British Columbia Teachers' Federation, et al. v. British Columbia Public School Employers' Association, et al. (Labour relations – collective agreements – pregnancy benefits – parental benefits)
On appeal from the judgment of the Court of Appeal for British Columbia, 2013 BCCA 405, pronounced September 20, 2013.
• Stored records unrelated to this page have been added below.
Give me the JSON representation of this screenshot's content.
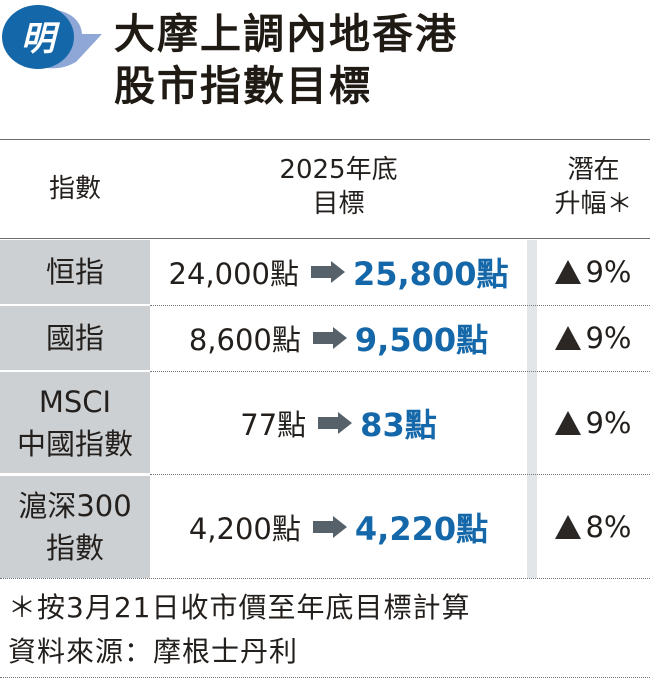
{
  "logo": {
    "text": "明",
    "color": "#1467a8"
  },
  "title": {
    "line1": "大摩上調內地香港",
    "line2": "股市指數目標"
  },
  "header": {
    "col_index": "指數",
    "col_target_1": "2025年底",
    "col_target_2": "目標",
    "col_upside_1": "潛在",
    "col_upside_2": "升幅＊"
  },
  "rows": [
    {
      "name_1": "恒指",
      "name_2": "",
      "current": "24,000點",
      "target": "25,800點",
      "upside": "9%"
    },
    {
      "name_1": "國指",
      "name_2": "",
      "current": "8,600點",
      "target": "9,500點",
      "upside": "9%"
    },
    {
      "name_1": "MSCI",
      "name_2": "中國指數",
      "current": "77點",
      "target": "83點",
      "upside": "9%"
    },
    {
      "name_1": "滬深300",
      "name_2": "指數",
      "current": "4,200點",
      "target": "4,220點",
      "upside": "8%"
    }
  ],
  "footer": {
    "note": "＊按3月21日收市價至年底目標計算",
    "source": "資料來源：摩根士丹利"
  },
  "colors": {
    "accent": "#1467a8",
    "label_bg": "#ccd0d3",
    "arrow": "#56616a"
  }
}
The collective agreement provides birth mothers, birth fathers and adoptive parents with 95% of their salary for the two-week unpaid waiting period for EI benefits, and 70% of the difference between EI benefits and their salary for an additional 15 weeks. Birth mothers could elect to take their supplemental employment benefits with their maternity leave or their parental leave. The applicants filed a grievance alleging that the respondents had failed to provide supplemental employment benefits to birth mothers in relation to both maternity leave and parental leave. They alleged that this failure was discriminatory conduct contrary to the Human Rights Code, R.S.B.C. 1996, c. 210, and s. 15 of the Charter of Rights. The Arbitrator allowed the grievance. The Court of Appeal allowed the appeal, set aside the Arbitrator’s decision and dismissed the grievance.
HELD (7:0): that the appeal be allowed.
In brief oral reasons, the Court stated: “The Court of Appeal erred in failing to give deference to the Arbitrator’s interpretation of the collective agreement and in failing to recognize the different purposes of pregnancy benefits and parental benefits. The Arbitrator was entitled to reach the conclusions that he did and we see no reason to interfere with the remedy. The appeal is allowed with costs and the Arbitrator’s award is restored.”
Reasons for judgment by Karakatsanis J. Neutral citation: 2014 SCC 70. No. 35623.
November 20, 2014
R. v. Wills
The appeal from the judgment of the Court of Appeal for Ontario, 2014 ONCA 178, pronounced March 7, 2014.
HELD (3:2): ROTHSTEIN J. — The majority of the Court is of the view that the appeal should be dismissed for the reasons of Doherty J.A. in the Court of Appeal. Justices Cromwell and Karakatsanis, dissenting, would have allowed the appeal for the reasons of Pepall J.A.
Neutral citation: 2014 SCC 73. No. 35804.